To be charitable, I think the author is calling for creditors (the ‘markets’) to take some of the pain in the Greek situation. I sort of agree. It takes two to tango. Remembering what Megan said – “The fact that some moron is willing to lend you money is not a good reason to borrow it” – means that both moron and borrower deserve to learn some manners. If creditors are NEVER punished, then the market never exercises discipline ex ante – and ‘ex ante’ is when you want the discipline to be exercised – when you can still make a difference.
But as Krugman and many others have pointed out for many posts, it is no good just funding the liquidity crisis if you can’t do something about the deeper problems – the pachyderm in the chamber being uncompetitiveness:
What makes Greek problems so intractable is the fact that there’s little hope for growth for years to come, because Greek costs and prices are out of line and will need years of painful deflation to get back in line. Spain wouldn’t be in trouble at all if it weren’t for the fact that the bubble years left its costs too high, again requiring years of painful deflation.
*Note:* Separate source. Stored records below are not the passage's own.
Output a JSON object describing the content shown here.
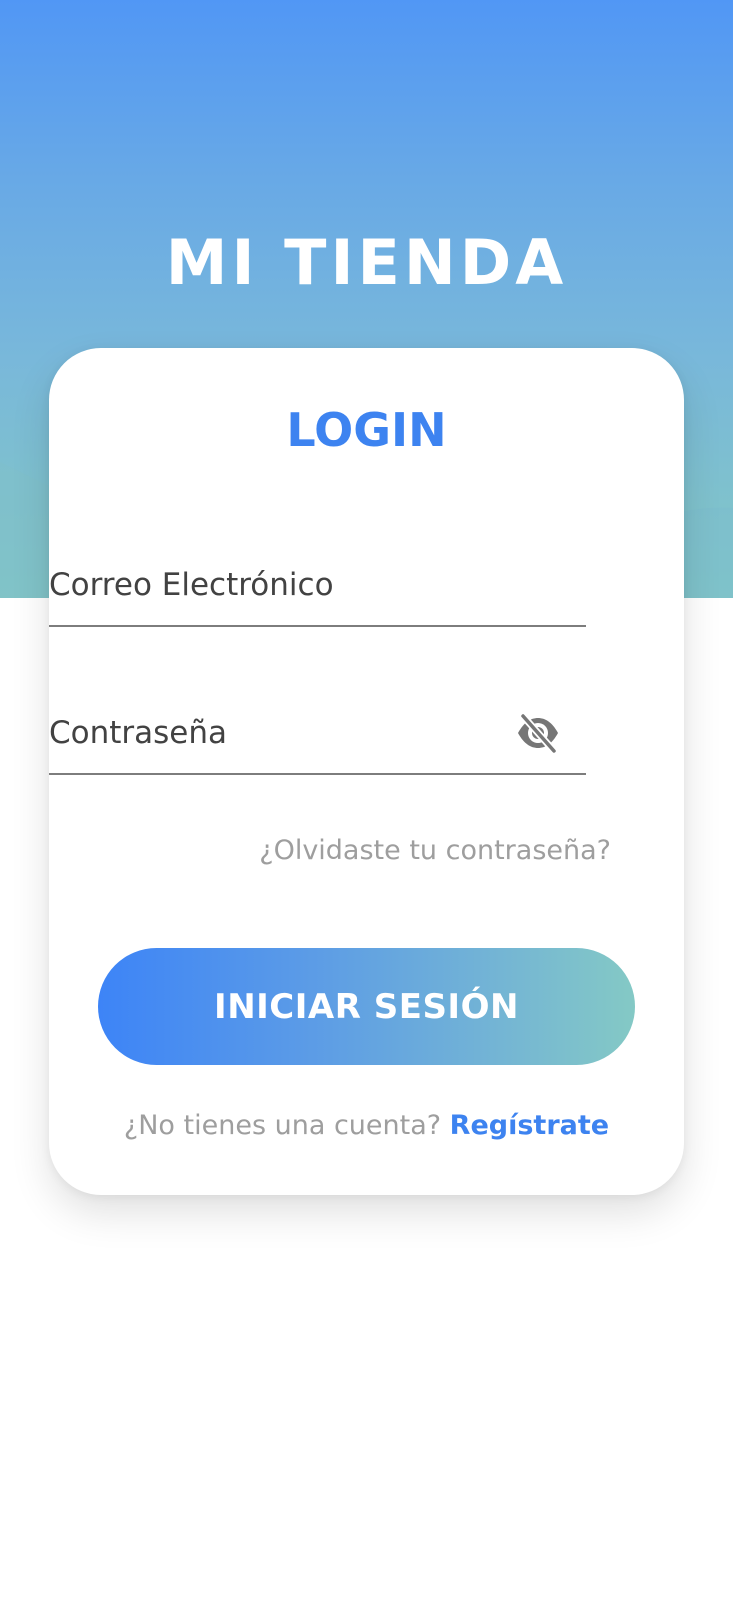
{
  "header": {
    "app_title": "MI TIENDA"
  },
  "login_card": {
    "title": "LOGIN",
    "email_field": {
      "placeholder": "Correo Electrónico",
      "value": ""
    },
    "password_field": {
      "placeholder": "Contraseña",
      "value": "",
      "visibility_icon": "eye-off-icon"
    },
    "forgot_password_link": "¿Olvidaste tu contraseña?",
    "submit_button": "INICIAR SESIÓN",
    "signup_prompt": "¿No tienes una cuenta?",
    "signup_link": "Regístrate"
  },
  "colors": {
    "accent": "#3d83f0",
    "gradient_start": "#3d84f7",
    "gradient_end": "#84c9c5",
    "muted_text": "#9e9e9e"
  }
}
Some shocking examples of this are in recent FT’s. From Munchau a couple of days ago:
A reader wrote from Madrid last week that, in his estimation, the price level in his city was about 30 to 40 per cent higher than in Germany – as a result of which he orders all his durable goods from abroad. It is not surprising therefore that we are starting to see core price deflation as Spain cannot maintain a large price differential with Germany forever
And Michael Skapinker today:
A more recent OECD document outlines how much Greece’s pensions weigh on its economic life. In Germany, a typical retired person receives a public pension equivalent to 40.5 per cent of average earnings. In the UK, the figure is 28.9 per cent. In Greece, it is 93.6 per cent
None of these are solved by either (a) bailing out the creditors or (b) whaling on the creditors. See this graph from the IMF document about the source of the increases in debt: note to all the Spending Splurge Fanatics, only 10% is because of fiscal stimulus (taken from Ryan Avent at the Economist)
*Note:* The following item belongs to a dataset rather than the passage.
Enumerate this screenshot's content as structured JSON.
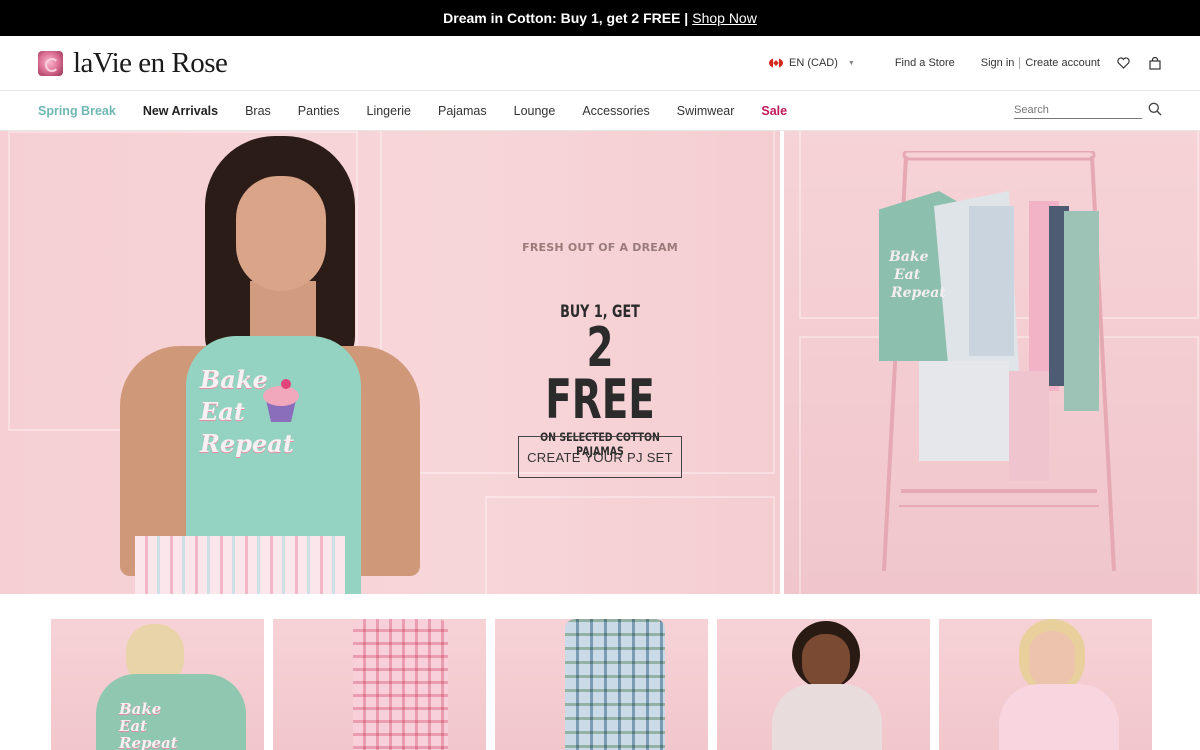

Note, again (yes, I am repeating myself): it is a loss of revenues. But what that revenue loss means is: you need to cut spending at some point. It is not happening (just) because the market is telling us.
All in all, people take the markets too seriously as some sort of person, or worse a deity. But as Aditya reminds us:
Rather than being one all-knowing entity, financial markets are a convenient term we apply to the hundreds of thousands of daily deals between buyers and sellers and middlemen. When the FTSE goes up, the price of government bonds normally goes down, and what the Swiss do with their interest rates can cause all sorts of mischief for the pound
The markets do exactly the job they should do – intermediate the givers and the takers of money. They don’t always do it right, but there is no crisis of illegitimacy – as Stelzer writes:
The so-called bond vigilantes – investors who discipline borrowers by dumping their IOUs – are in control, as well they should be: it’s their money that is at risk.
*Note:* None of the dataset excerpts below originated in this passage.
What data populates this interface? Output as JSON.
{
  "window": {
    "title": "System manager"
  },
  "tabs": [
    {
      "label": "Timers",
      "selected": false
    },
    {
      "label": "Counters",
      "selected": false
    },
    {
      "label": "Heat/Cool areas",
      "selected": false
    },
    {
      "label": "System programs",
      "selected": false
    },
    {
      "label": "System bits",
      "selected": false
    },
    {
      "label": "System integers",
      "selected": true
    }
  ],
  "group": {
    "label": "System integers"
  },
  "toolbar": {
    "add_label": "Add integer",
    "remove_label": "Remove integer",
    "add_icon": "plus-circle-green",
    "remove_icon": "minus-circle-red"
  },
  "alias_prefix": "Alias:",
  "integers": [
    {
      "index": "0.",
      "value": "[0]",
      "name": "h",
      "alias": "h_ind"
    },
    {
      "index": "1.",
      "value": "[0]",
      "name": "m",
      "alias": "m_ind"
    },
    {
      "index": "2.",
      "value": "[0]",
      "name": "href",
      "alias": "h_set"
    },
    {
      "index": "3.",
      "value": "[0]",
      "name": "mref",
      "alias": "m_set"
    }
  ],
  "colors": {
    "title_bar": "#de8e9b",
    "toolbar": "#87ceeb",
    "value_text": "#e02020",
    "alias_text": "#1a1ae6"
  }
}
Yup. Aditya is right – the market is not some knowing mind, like a deity. There is no ‘the market thinks this’ or ‘the market demands that’. This is why setting it up in some sort of opposition to democracy is neither right nor wrong: it’s meaningless. It’s like complaining about the right of the volcano to disrupt our traffic, or of the right that people have to prefer Eastenders to Shakespeare.